It’s that time of year once again, every kid’s favorite: back to school! We hope everyone’s successfully readjusted to their school schedule and aren’t still stuck in summer mode. It can be a stressful time for parents as well, not knowing how their kids are going to be treated by the other students, their teacher, and the administration. Will they make friends? Will they have to sit alone in the cafeteria? Is getting them to do homework going to be a daily stress? My parents can attest to all those feelings, and I know personally just how scary the whole experience can be; the first day of school was my worst nightmare when I was younger. But it really doesn’t need to be. School can be a wonderful and fulfilling part of your life, a time you’ll look back on with nostalgia when the realities of adult life hit you.

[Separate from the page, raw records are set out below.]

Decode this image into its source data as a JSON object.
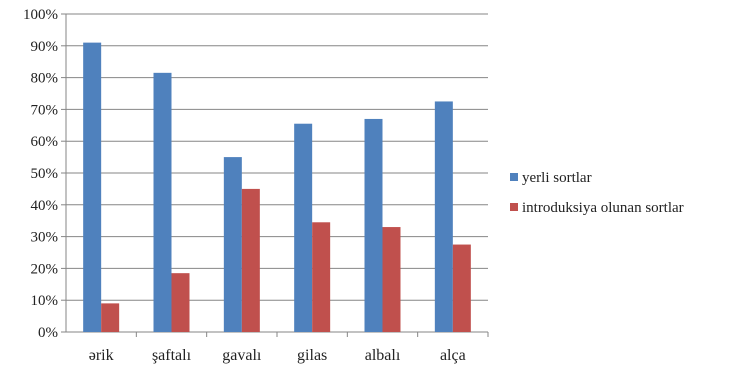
{
  "chart_data": {
    "type": "bar",
    "title": "",
    "xlabel": "",
    "ylabel": "",
    "categories": [
      "ərik",
      "şaftalı",
      "gavalı",
      "gilas",
      "albalı",
      "alça"
    ],
    "series": [
      {
        "name": "yerli sortlar",
        "color": "#4F81BD",
        "values": [
          91,
          81.5,
          55,
          65.5,
          67,
          72.5
        ]
      },
      {
        "name": "introduksiya olunan sortlar",
        "color": "#C0504D",
        "values": [
          9,
          18.5,
          45,
          34.5,
          33,
          27.5
        ]
      }
    ],
    "ylim": [
      0,
      100
    ],
    "yticks": [
      "0%",
      "10%",
      "20%",
      "30%",
      "40%",
      "50%",
      "60%",
      "70%",
      "80%",
      "90%",
      "100%"
    ],
    "grid": true,
    "legend_position": "right"
  }
}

I’d like to outline some general advice I have for the back to school period that can be beneficial for both the student and parents. This is assuming you’ll be in a general education classroom which, as I’ve previously discussed, is becoming more common for kids on the spectrum. First is to keep a constant line of communication between student, parent, and teacher. As someone who’s going into the teaching profession, I can’t understate the importance of this. Teachers have to balance the needs of an entire classroom, and it can be difficult to properly identify one student’s troubles if they don’t know what’s going on in that student’s mind. Not only is a good relationship with the teacher positive academically, but I’ve seen firsthand teachers who are willing to help integrate their special needs students with the rest of the class. New friendships are formed that never would have been otherwise.

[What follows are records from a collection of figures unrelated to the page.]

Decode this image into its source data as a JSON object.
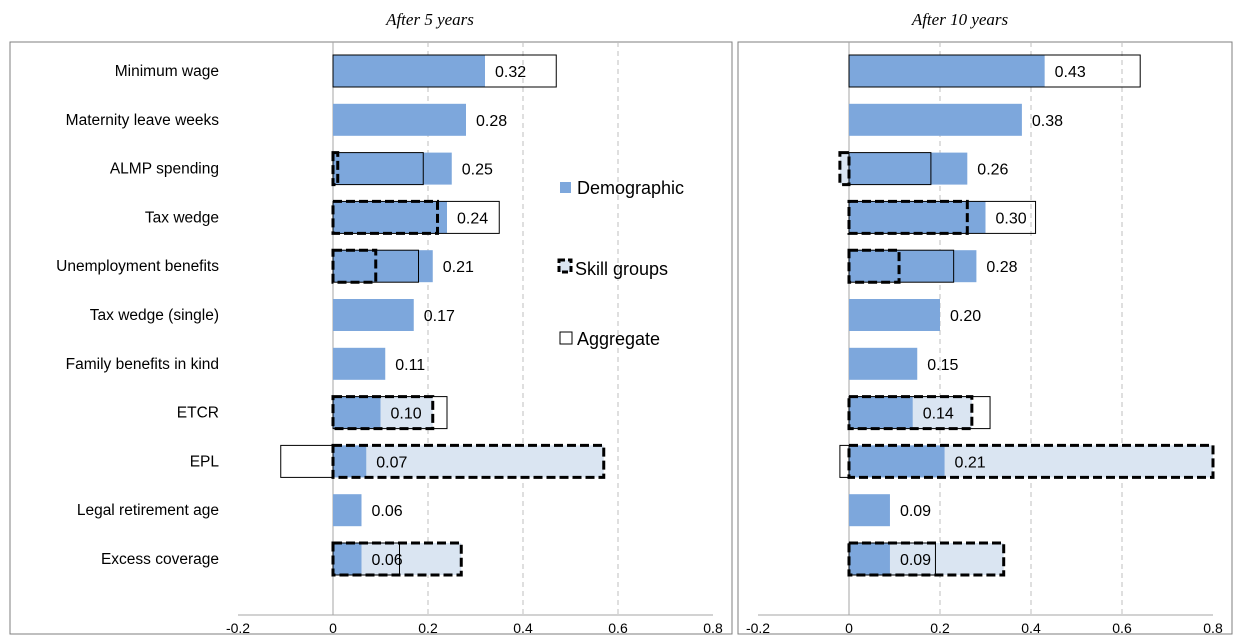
{
  "chart_data": [
    {
      "type": "bar",
      "orientation": "horizontal",
      "title": "After 5 years",
      "categories": [
        "Minimum wage",
        "Maternity leave weeks",
        "ALMP spending",
        "Tax wedge",
        "Unemployment benefits",
        "Tax wedge (single)",
        "Family benefits in kind",
        "ETCR",
        "EPL",
        "Legal retirement age",
        "Excess coverage"
      ],
      "xlim": [
        -0.2,
        0.8
      ],
      "xticks": [
        "-0.2",
        "0",
        "0.2",
        "0.4",
        "0.6",
        "0.8"
      ],
      "grid": true,
      "series": [
        {
          "name": "Demographic",
          "values": [
            0.32,
            0.28,
            0.25,
            0.24,
            0.21,
            0.17,
            0.11,
            0.1,
            0.07,
            0.06,
            0.06
          ]
        },
        {
          "name": "Skill groups",
          "values": [
            null,
            null,
            0.01,
            0.22,
            0.09,
            null,
            null,
            0.21,
            0.57,
            null,
            0.27
          ]
        },
        {
          "name": "Aggregate",
          "values": [
            0.47,
            null,
            0.19,
            0.35,
            0.18,
            null,
            null,
            0.24,
            -0.11,
            null,
            0.14
          ]
        }
      ],
      "data_labels": [
        "0.32",
        "0.28",
        "0.25",
        "0.24",
        "0.21",
        "0.17",
        "0.11",
        "0.10",
        "0.07",
        "0.06",
        "0.06"
      ]
    },
    {
      "type": "bar",
      "orientation": "horizontal",
      "title": "After 10 years",
      "categories": [
        "Minimum wage",
        "Maternity leave weeks",
        "ALMP spending",
        "Tax wedge",
        "Unemployment benefits",
        "Tax wedge (single)",
        "Family benefits in kind",
        "ETCR",
        "EPL",
        "Legal retirement age",
        "Excess coverage"
      ],
      "xlim": [
        -0.2,
        0.8
      ],
      "xticks": [
        "-0.2",
        "0",
        "0.2",
        "0.4",
        "0.6",
        "0.8"
      ],
      "grid": true,
      "series": [
        {
          "name": "Demographic",
          "values": [
            0.43,
            0.38,
            0.26,
            0.3,
            0.28,
            0.2,
            0.15,
            0.14,
            0.21,
            0.09,
            0.09
          ]
        },
        {
          "name": "Skill groups",
          "values": [
            null,
            null,
            -0.02,
            0.26,
            0.11,
            null,
            null,
            0.27,
            0.8,
            null,
            0.34
          ]
        },
        {
          "name": "Aggregate",
          "values": [
            0.64,
            null,
            0.18,
            0.41,
            0.23,
            null,
            null,
            0.31,
            -0.02,
            null,
            0.19
          ]
        }
      ],
      "data_labels": [
        "0.43",
        "0.38",
        "0.26",
        "0.30",
        "0.28",
        "0.20",
        "0.15",
        "0.14",
        "0.21",
        "0.09",
        "0.09"
      ]
    }
  ],
  "legend": {
    "placement": "center",
    "items": [
      "Demographic",
      "Skill groups",
      "Aggregate"
    ]
  },
  "colors": {
    "demographic": "#7da7dc",
    "skill_fill": "#dae5f2",
    "skill_border": "#000000",
    "aggregate_border": "#000000",
    "grid": "#bfbfbf"
  }
}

Another important thing, and it’s one that in hindsight I’m glad my family forced on me, is to get involved. Boy/Girl Scouts, sports, clubs, any extracurricular activities. When I was much younger I did these things (reluctantly at first), and ended up making many of my friends through them. It also allowed my mom to form relationships with the other parents so they could set up play dates for all of us. Even for older students, it’s never a bad idea to stay active, learn some valuable life skills, and have fun instead of wasting away doing nothing like many high schoolers are prone to do. I know that for many with ASD, putting yourself out there in social situations can be a daunting task, but facing your fears and anxieties is the only way to overcome them. Building a rapport with your teacher and getting involved with the school are what I consider to be the most important methods of feeling comfortable in school from the very beginning of the year.